— Федор Михайлович, — безучастно ответил японец, не поднимаясь из кресла, — сказал, что наследником считает только своего сына Павла Федоровича.
— Ах, да, — запнувшись, произнес писатель, — у вас другой Федор Михайлович…
— И у него другой наследник. — Форбс как бы ставил точку в разговоре. Он посмотрел в окно: небо посветлело, Тутуила уже приготовил для них летную погоду. Пора было домой, в Скалистые горы. Генерал отступил от экрана.
— Приношу глубокую благодарность, господин Пушечников, — сказал он, — за гостеприимство и содержательную беседу. Если из-за нашего визита пострадало ваше финансовое положение, убытки будут компенсированы вам из федеральных средств.

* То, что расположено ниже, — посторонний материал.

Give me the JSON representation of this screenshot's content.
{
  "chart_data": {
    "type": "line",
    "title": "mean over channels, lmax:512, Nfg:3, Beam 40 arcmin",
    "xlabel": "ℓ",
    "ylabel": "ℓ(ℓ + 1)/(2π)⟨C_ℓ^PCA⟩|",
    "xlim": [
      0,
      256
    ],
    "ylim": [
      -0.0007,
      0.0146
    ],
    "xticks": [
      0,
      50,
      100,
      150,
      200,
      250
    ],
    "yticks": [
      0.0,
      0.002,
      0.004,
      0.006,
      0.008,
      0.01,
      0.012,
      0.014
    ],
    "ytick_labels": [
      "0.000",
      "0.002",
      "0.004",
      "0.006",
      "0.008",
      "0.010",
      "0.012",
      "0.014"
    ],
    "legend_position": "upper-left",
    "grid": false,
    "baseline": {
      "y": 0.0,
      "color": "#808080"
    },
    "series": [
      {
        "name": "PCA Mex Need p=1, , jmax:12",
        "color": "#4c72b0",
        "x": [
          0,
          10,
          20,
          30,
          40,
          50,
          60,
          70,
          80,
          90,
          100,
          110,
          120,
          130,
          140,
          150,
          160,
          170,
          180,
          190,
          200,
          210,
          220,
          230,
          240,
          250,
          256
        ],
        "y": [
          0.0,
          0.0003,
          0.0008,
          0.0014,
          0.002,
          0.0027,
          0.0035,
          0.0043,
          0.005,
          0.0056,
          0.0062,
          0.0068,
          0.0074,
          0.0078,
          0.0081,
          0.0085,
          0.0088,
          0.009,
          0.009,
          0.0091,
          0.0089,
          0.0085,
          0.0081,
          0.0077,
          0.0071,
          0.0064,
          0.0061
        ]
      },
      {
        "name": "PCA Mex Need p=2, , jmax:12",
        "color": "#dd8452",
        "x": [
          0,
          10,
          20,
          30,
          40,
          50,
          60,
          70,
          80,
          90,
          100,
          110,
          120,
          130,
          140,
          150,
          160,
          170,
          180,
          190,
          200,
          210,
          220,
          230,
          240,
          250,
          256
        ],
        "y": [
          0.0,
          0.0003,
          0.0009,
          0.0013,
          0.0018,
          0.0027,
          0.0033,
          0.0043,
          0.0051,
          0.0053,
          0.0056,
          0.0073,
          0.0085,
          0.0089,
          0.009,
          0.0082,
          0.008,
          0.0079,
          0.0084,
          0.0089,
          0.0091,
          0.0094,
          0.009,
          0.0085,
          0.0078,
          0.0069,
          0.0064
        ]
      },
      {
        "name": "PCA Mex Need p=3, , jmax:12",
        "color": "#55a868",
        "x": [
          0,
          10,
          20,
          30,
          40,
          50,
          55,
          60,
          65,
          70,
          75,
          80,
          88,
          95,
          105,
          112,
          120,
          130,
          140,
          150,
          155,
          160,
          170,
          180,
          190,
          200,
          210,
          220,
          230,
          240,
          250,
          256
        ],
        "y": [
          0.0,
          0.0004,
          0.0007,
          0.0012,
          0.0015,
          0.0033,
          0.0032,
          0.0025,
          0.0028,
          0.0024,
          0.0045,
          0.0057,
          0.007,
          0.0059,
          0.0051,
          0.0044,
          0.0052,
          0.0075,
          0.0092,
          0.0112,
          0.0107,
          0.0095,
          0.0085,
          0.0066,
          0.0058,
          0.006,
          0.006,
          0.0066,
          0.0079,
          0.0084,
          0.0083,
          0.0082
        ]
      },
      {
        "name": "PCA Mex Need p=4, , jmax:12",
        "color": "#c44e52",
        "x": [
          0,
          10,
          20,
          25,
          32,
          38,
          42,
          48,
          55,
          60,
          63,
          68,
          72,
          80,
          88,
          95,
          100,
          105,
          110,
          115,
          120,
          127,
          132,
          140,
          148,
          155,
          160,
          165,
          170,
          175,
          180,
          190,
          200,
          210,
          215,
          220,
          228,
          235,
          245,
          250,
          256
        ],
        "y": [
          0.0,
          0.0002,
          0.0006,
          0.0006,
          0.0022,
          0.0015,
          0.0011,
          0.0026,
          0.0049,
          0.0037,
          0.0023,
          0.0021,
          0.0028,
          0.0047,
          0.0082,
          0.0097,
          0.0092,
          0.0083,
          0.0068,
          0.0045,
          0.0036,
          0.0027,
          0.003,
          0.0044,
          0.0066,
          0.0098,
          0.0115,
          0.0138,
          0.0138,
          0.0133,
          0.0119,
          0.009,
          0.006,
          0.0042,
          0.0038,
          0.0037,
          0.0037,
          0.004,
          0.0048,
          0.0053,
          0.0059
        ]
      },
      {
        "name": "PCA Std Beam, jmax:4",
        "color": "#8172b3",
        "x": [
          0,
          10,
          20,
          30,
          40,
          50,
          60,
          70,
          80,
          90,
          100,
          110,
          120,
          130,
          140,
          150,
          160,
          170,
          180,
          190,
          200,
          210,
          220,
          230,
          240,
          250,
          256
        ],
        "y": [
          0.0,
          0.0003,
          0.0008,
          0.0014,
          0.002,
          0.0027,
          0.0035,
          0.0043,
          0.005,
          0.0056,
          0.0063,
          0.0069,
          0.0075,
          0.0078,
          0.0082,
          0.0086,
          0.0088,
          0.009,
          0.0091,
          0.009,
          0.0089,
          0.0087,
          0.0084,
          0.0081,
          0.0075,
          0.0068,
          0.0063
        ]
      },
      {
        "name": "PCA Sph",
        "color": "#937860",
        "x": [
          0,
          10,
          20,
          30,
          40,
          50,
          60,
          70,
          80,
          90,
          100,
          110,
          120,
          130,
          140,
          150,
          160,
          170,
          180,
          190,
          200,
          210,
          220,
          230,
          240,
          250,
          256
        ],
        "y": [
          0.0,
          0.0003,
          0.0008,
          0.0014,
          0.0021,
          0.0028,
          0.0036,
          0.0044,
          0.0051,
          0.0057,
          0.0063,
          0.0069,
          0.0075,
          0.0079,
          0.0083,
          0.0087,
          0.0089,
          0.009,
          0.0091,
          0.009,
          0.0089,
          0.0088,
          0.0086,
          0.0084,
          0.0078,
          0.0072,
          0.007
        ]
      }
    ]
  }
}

— Скажите, — ответил лауреат странным голосом, бархат его баритона весь как-то облез и превратился в дерюгу, — а что, вы всерьез надеетесь, что у нас будет снова монархия? И я смогу вернуться?..
Генерал, наконец-то услышавший хоть одно отречение от престола — пусть отречение покойника, но ведь отречение! — чувствовал, что большой беды от разглашения тайн уже неизбежного будущего не приключится. Древний китаец в его душе на миг исчез, а сама душа была как-никак душой американского генерала, которого уж больно нелюбезно принял какой-то русский мастер пера и зубила.
— Вероятно, да, — ядовитым голосом выговорил генерал, — его величество император всея Руси Павел Второй, полагаю, дозволит вам въезд на историческую родину. Засим еще раз благодарю вас за беседу. Разрешите откланяться.
…И опять было возле взлетной полосы отвратительное зенитное орудие нацелено прямо на самолетик Форбса. И опять летели из динамиков заунывные русские ругательства пополам с собачьим лаем. Опять завелся двигатель, и почти вертикально в небо, совсем уже по-мартовски синее, унесся Форбс на восток со всей свитой. А минут через пять на взлетную полосу вышел, мягко ступая, великий русский писатель, остановился посреди бетонного островка и уставился вслед самолету, уже невидимому, — на восток. В руках у него были все те же инструменты, с которыми примеривался он к статуе своего бога Федора Михайловича. Взгляд его был и пронзителен, и печален, как взгляд древнего иудейского пророка, которому дано лишь взглянуть с горы Нево на землю обетованную, но не дано в нее войти. Подобное сравнение сам Пушечников наверняка бы отмел как мерзкое и дерзкое, он себя ни с каким евреем, даже древним, не сравнил бы. Он долго смотрел вслед самолету, а потом рука его дрогнула, сжала в троеперстии одно из зубил и поднялась. Медленно-медленно писатель нарисовал в воздухе благословляющий крест, чуть склонил голову и быстро, словно стыдясь самого себя, ушел с аэродрома.